Vinay Joosery: Yes. So I guess, for our listeners, Shrems II is the invalidation of the EU-U.S. privacy shield. That was about two and a half years ago. And there’s rumors that there will be maybe a new replacement for the privacy shield. But fundamentally, the U.S. jurisdiction and the jurisdiction in the EU, it’s very different about how we treat personal data. And that’s the big problem. And laws take a long time to change. That’s the big problem. And the best time to move is… it would have been three years ago. The next best time to move is today.

Jens Alm: Yeah, no, absolutely. It’s one of those, yeah. And I think if you look at the geopolitical climate right now, data sovereignty is more important than ever, and will probably be increasingly so, because the old privacy shield deals were made in a very different geopolitical climate. And having the U.S. backing down on surveillance now is, I find, as not a political analyst, but I don’t find that likely. So whatever they give up when trying to sign any kind of privacy agreement, I don’t think it will be enough. Like, that’s my armchair general analysis of it is that I can’t see them in this political climate right now giving up surveillance rights if they don’t have to. So they will give up something because of businesses, because they want people to still use Google and Microsoft and AWS. But I think in the end, it won’t be enough, especially not for sensitive data.

Vinay Joosery: Yeah, or either the EU backs down on the GDPR.

Jens Alm: And that doesn’t seem likely, either.

Vinay Joosery: No.

Jens Alm: Yeah, no, no. That’s not going to change anytime soon. And if that changes, that’s a decade from… because of just the legislation speeds of the EU.

Vinay Joosery: Yeah.

Jens Alm: So, yeah.

Vinay Joosery: Jens, that’s a fantastic discussion. Really appreciate having you here and share your thoughts with us.

Jens Alm: Thank you. Yeah, this was really fun. Really like diving into these areas.

Vinay Joosery: Yeah. So the best description I saw of you was in one of the talks you did at, I think Open Infra Days a couple of months ago; Jens Allen, CEO, medical doctor who was so frustrated by the status of medical software that he built a medical record system and accidentally started a company.

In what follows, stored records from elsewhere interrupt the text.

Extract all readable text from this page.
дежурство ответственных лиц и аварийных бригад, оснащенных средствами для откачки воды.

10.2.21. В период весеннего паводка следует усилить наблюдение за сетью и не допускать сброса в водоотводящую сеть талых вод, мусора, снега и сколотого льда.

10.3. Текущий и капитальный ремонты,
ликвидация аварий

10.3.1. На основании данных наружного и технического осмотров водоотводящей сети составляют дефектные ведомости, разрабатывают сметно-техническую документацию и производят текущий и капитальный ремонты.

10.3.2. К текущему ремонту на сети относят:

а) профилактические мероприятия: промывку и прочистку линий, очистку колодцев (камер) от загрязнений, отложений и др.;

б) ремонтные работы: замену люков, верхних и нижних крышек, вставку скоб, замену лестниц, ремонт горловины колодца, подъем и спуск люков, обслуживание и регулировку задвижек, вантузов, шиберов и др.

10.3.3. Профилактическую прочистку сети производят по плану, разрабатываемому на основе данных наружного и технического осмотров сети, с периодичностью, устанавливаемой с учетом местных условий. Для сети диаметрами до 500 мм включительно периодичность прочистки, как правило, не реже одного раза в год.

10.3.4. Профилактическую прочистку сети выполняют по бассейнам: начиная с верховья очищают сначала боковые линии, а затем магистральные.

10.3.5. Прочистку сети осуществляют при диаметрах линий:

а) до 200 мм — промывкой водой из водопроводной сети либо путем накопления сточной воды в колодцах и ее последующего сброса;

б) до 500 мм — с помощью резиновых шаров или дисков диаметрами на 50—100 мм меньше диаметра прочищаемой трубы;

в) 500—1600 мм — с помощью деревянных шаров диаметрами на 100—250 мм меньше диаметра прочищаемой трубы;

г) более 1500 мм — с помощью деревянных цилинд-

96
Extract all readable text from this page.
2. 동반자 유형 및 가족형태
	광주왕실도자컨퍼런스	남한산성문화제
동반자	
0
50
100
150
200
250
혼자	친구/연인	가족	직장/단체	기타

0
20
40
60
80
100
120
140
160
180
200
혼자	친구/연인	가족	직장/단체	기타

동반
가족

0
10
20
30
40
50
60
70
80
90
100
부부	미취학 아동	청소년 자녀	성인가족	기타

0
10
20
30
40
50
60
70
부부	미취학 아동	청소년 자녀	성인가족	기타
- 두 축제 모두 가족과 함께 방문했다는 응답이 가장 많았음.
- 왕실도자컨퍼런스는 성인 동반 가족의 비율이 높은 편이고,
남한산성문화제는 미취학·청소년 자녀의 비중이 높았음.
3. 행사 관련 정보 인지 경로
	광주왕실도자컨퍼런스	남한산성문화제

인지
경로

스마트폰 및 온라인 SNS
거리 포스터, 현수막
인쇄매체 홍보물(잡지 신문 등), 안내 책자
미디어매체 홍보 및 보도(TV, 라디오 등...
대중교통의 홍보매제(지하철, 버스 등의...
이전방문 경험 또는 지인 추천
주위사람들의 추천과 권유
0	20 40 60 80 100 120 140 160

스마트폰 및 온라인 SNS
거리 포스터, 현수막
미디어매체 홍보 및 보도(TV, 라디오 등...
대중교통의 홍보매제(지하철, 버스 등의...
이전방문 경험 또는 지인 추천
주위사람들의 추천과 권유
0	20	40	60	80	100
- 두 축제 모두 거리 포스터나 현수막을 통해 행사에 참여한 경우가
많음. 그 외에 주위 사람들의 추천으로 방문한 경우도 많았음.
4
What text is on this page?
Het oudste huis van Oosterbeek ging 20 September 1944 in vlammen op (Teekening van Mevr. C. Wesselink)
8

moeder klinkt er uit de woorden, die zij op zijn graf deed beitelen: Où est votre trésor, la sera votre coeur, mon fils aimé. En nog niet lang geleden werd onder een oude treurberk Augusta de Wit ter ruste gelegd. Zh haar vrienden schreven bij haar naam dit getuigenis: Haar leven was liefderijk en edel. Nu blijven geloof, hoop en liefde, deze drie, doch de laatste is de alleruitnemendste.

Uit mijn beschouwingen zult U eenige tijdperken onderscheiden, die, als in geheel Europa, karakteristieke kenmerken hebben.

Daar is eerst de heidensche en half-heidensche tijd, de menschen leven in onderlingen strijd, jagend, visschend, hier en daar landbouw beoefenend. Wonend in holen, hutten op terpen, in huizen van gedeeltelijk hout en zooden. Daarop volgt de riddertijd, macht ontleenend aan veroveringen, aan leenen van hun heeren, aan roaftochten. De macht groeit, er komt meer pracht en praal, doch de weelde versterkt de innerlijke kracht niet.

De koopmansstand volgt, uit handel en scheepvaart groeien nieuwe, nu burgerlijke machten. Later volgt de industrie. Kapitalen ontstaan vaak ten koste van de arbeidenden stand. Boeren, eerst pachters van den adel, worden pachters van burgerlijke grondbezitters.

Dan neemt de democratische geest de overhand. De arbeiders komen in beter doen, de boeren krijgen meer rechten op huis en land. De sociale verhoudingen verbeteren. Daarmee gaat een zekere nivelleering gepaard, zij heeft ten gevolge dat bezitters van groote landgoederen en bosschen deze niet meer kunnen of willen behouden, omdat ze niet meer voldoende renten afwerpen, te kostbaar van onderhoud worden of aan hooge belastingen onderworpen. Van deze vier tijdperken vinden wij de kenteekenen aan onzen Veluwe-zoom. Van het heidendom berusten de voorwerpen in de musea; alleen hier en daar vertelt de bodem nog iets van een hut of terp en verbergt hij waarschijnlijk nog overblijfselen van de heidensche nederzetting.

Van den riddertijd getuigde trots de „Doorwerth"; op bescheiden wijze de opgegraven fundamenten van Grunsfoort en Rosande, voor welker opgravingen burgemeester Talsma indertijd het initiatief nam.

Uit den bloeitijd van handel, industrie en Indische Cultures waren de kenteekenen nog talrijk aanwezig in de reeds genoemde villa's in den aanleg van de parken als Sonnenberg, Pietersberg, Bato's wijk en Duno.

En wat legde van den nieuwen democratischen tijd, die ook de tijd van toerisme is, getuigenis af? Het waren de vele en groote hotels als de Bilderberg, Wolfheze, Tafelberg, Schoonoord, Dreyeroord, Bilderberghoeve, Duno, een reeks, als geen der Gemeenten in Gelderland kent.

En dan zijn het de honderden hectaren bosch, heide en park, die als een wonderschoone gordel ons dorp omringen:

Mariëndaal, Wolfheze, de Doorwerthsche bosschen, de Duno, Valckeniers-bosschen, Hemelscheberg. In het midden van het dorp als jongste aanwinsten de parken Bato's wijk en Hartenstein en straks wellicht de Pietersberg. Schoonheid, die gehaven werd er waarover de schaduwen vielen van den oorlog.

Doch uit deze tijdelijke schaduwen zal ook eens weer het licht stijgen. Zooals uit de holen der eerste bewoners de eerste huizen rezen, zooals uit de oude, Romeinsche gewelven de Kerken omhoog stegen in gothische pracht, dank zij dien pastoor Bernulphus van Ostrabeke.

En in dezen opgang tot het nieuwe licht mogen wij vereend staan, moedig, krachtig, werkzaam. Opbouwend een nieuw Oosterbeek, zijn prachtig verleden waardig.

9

Jens Alm: Yeah, it’s kind of accurate, actually. Yeah, I kind of backed into that one. Yeah.

Vinay Joosery: Yeah. All right, well, thank you very much. And for our listeners, thank you, folks, and see you for the next episode.

Guest-at-a-Glance

Name: Jens Alm
What he does: Jens is the founder & CEO of Prorenata, a SaaS company that helps schools document medical records. 
Website: Prorenata
Noteworthy: Jens is a doctor and, as he says, ‘half a software engineer’ in the SaaS healthcare space.